Ebru ER HASANÇEBİ dedi ki...

@Burçin; Canım benim, arının faydaları azımsanmayacak kadar çoktu ;) Yaşlanıyor muyuz yoksa?? sorusuna minicik birşey anlatarak cevap vereceğim :) Gerisini sen düşün...

Bugün bana facebook için sorduğun Kemal daha liseye yeni başladı,15-16 yaşlarında. Konuşurken ona birkaç şey söyledim ve yaşın ilerleyince göreceksin böyle düşünülüyor dedim. Cevabı kısa ve netti: İnşallah abla ben o yaşları görebilirim.
Genç dediklerimiz bizim yaştan böyle bahsediyor, onlara bunu hissettiriyor. Sence ;)

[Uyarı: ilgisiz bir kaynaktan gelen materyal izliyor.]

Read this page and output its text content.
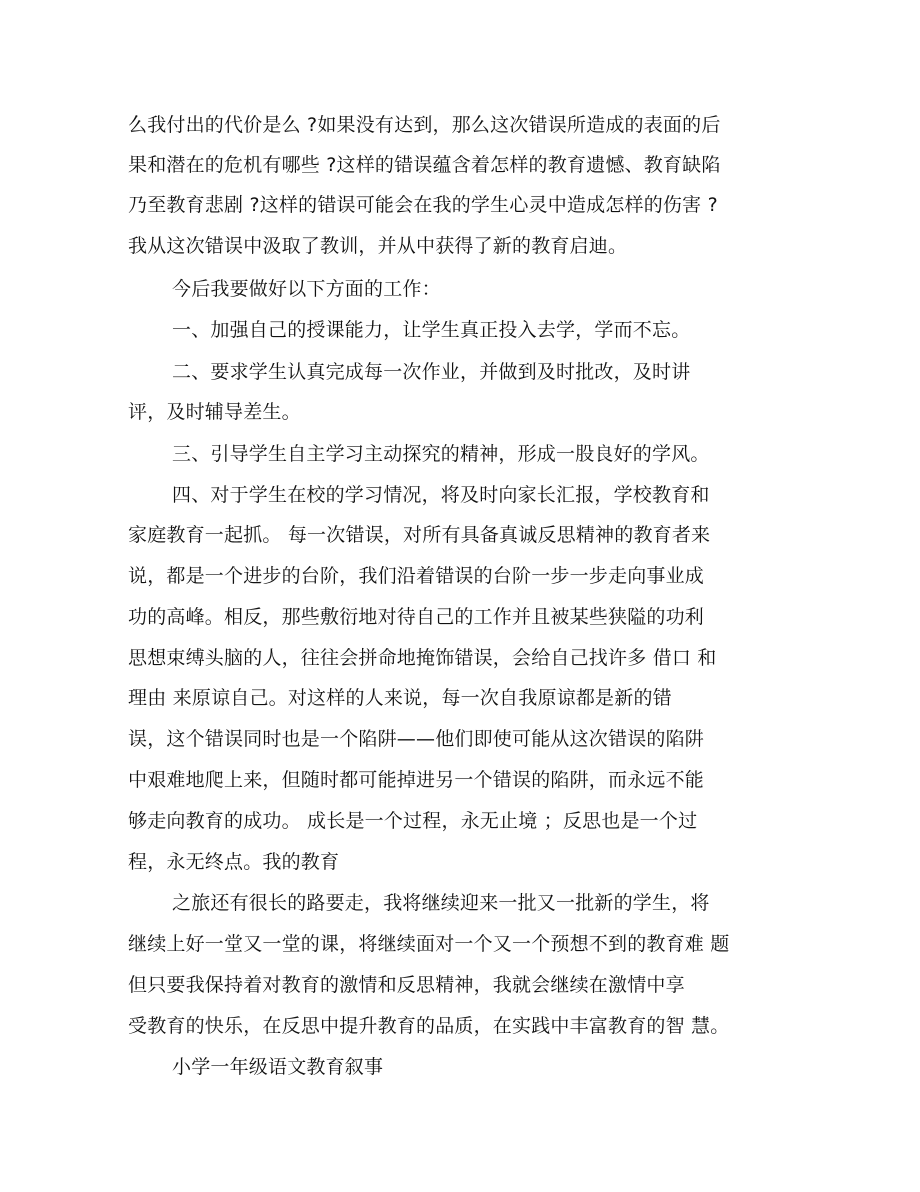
么我付出的代价是么 ?如果没有达到，那么这次错误所造成的表面的后
果和潜在的危机有哪些 ?这样的错误蕴含着怎样的教育遗憾、教育缺陷
乃至教育悲剧 ?这样的错误可能会在我的学生心灵中造成怎样的伤害 ?
我从这次错误中汲取了教训，并从中获得了新的教育启迪。
今后我要做好以下方面的工作：
一、加强自己的授课能力，让学生真正投入去学，学而不忘。
二、要求学生认真完成每一次作业，并做到及时批改，及时讲
评，及时辅导差生。
三、引导学生自主学习主动探究的精神，形成一股良好的学风。
四、对于学生在校的学习情况，将及时向家长汇报，学校教育和
家庭教育一起抓。 每一次错误，对所有具备真诚反思精神的教育者来
说，都是一个进步的台阶，我们沿着错误的台阶一步一步走向事业成
功的高峰。相反，那些敷衍地对待自己的工作并且被某些狭隘的功利
思想束缚头脑的人，往往会拼命地掩饰错误，会给自己找许多 借口 和
理由 来原谅自己。对这样的人来说，每一次自我原谅都是新的错
误，这个错误同时也是一个陷阱——他们即使可能从这次错误的陷阱
中艰难地爬上来，但随时都可能掉进另一个错误的陷阱，而永远不能
够走向教育的成功。 成长是一个过程，永无止境 ；反思也是一个过
程，永无终点。我的教育
之旅还有很长的路要走，我将继续迎来一批又一批新的学生，将
继续上好一堂又一堂的课，将继续面对一个又一个预想不到的教育难 题
但只要我保持着对教育的激情和反思精神，我就会继续在激情中享
受教育的快乐，在反思中提升教育的品质，在实践中丰富教育的智 慧。
小学一年级语文教育叙事
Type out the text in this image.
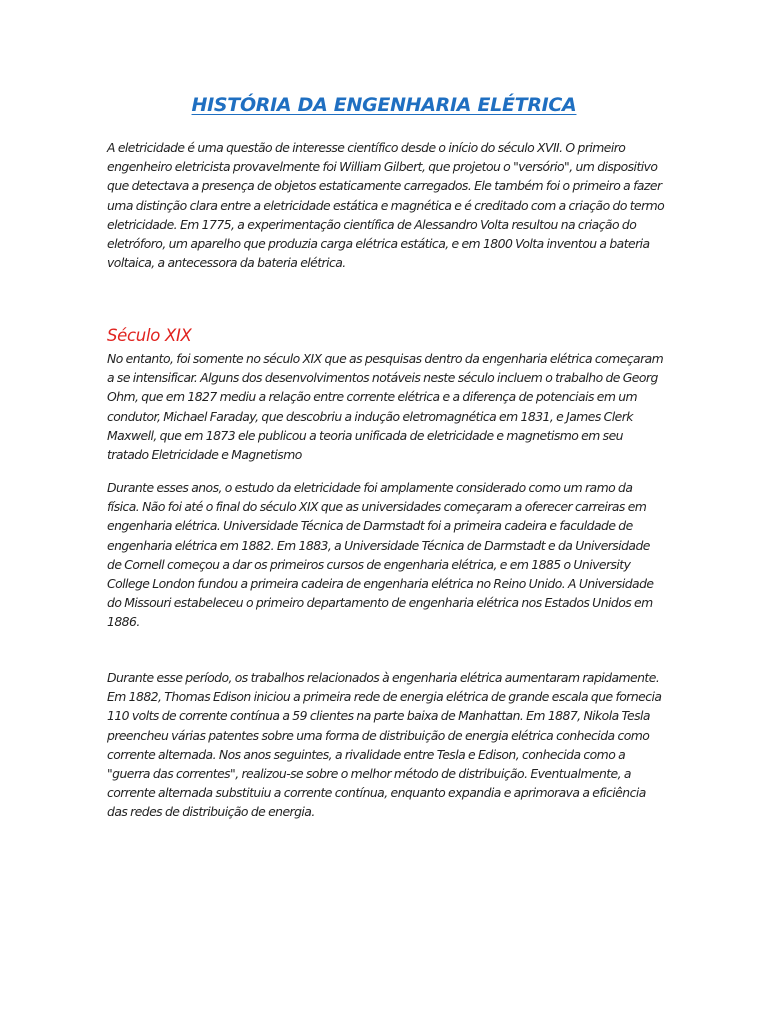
HISTÓRIA DA ENGENHARIA ELÉTRICA

A eletricidade é uma questão de interesse científico desde o início do século XVII. O primeiro engenheiro eletricista provavelmente foi William Gilbert, que projetou o "versório", um dispositivo que detectava a presença de objetos estaticamente carregados. Ele também foi o primeiro a fazer uma distinção clara entre a eletricidade estática e magnética e é creditado com a criação do termo eletricidade. Em 1775, a experimentação científica de Alessandro Volta resultou na criação do eletróforo, um aparelho que produzia carga elétrica estática, e em 1800 Volta inventou a bateria voltaica, a antecessora da bateria elétrica.

Século XIX

No entanto, foi somente no século XIX que as pesquisas dentro da engenharia elétrica começaram a se intensificar. Alguns dos desenvolvimentos notáveis neste século incluem o trabalho de Georg Ohm, que em 1827 mediu a relação entre corrente elétrica e a diferença de potenciais em um condutor, Michael Faraday, que descobriu a indução eletromagnética em 1831, e James Clerk Maxwell, que em 1873 ele publicou a teoria unificada de eletricidade e magnetismo em seu tratado Eletricidade e Magnetismo

Durante esses anos, o estudo da eletricidade foi amplamente considerado como um ramo da física. Não foi até o final do século XIX que as universidades começaram a oferecer carreiras em engenharia elétrica. Universidade Técnica de Darmstadt foi a primeira cadeira e faculdade de engenharia elétrica em 1882. Em 1883, a Universidade Técnica de Darmstadt e da Universidade de Cornell começou a dar os primeiros cursos de engenharia elétrica, e em 1885 o University College London fundou a primeira cadeira de engenharia elétrica no Reino Unido. A Universidade do Missouri estabeleceu o primeiro departamento de engenharia elétrica nos Estados Unidos em 1886.

Durante esse período, os trabalhos relacionados à engenharia elétrica aumentaram rapidamente. Em 1882, Thomas Edison iniciou a primeira rede de energia elétrica de grande escala que fornecia 110 volts de corrente contínua a 59 clientes na parte baixa de Manhattan. Em 1887, Nikola Tesla preencheu várias patentes sobre uma forma de distribuição de energia elétrica conhecida como corrente alternada. Nos anos seguintes, a rivalidade entre Tesla e Edison, conhecida como a "guerra das correntes", realizou-se sobre o melhor método de distribuição. Eventualmente, a corrente alternada substituiu a corrente contínua, enquanto expandia e aprimorava a eficiência das redes de distribuição de energia.
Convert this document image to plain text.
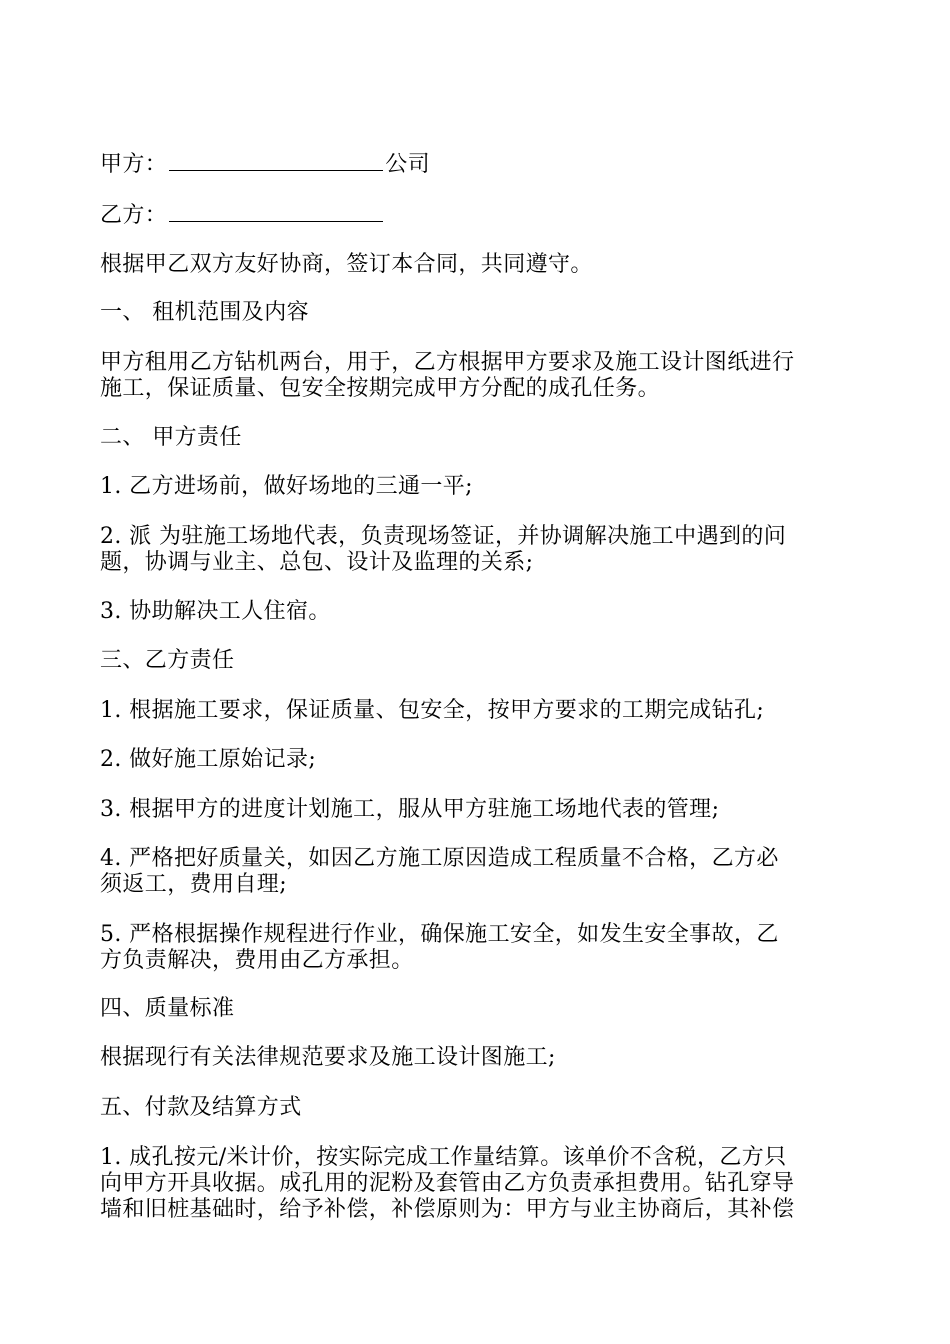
甲方：	公司
乙方：
根据甲乙双方友好协商，签订本合同，共同遵守。
一、 租机范围及内容
甲方租用乙方钻机两台，用于，乙方根据甲方要求及施工设计图纸进行
施工，保证质量、包安全按期完成甲方分配的成孔任务。
二、 甲方责任
1. 乙方进场前，做好场地的三通一平;
2. 派 为驻施工场地代表，负责现场签证，并协调解决施工中遇到的问
题，协调与业主、总包、设计及监理的关系;
3. 协助解决工人住宿。
三、乙方责任
1. 根据施工要求，保证质量、包安全，按甲方要求的工期完成钻孔;
2. 做好施工原始记录;
3. 根据甲方的进度计划施工，服从甲方驻施工场地代表的管理;
4. 严格把好质量关，如因乙方施工原因造成工程质量不合格，乙方必
须返工，费用自理;
5. 严格根据操作规程进行作业，确保施工安全，如发生安全事故，乙
方负责解决，费用由乙方承担。
四、质量标准
根据现行有关法律规范要求及施工设计图施工;
五、付款及结算方式
1. 成孔按元/米计价，按实际完成工作量结算。该单价不含税，乙方只
向甲方开具收据。成孔用的泥粉及套管由乙方负责承担费用。钻孔穿导
墙和旧桩基础时，给予补偿，补偿原则为：甲方与业主协商后，其补偿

Ebru ER HASANÇEBİ dedi ki...

@Nakhar; Sizde durumlar biraz farklı, haklısın. Annen ve senin için büyük şanssızlık, aynayı döndürüp kendi aileme baktığımda da çok huzur, salt mutluluk göremiyorum. 2. derece akrabalar yetiyor bu defa. Son postunda bahsetmiştin galiba, insanlar yaptıklarını üstlenmiyor. İç dünyalarına döndükleri anlarda da huzursuzluk, mutsuzluk, yetersizlikleri daha da boğuyor onları. Keşke yapacak birşeyler olsa açtıkları belaları temizlemek, onları alttan almaya çalışmaktan başka. Fırsat tanısalar. Senin gibi, annen gibi o kadar iyi yürekli insan var ki üzülen, bunlar hiç olmasa kısacık ömürde :)

Bu arada Şubat'a yaklaşıyoruz, planlar da değişiklik yok değil mi şeker?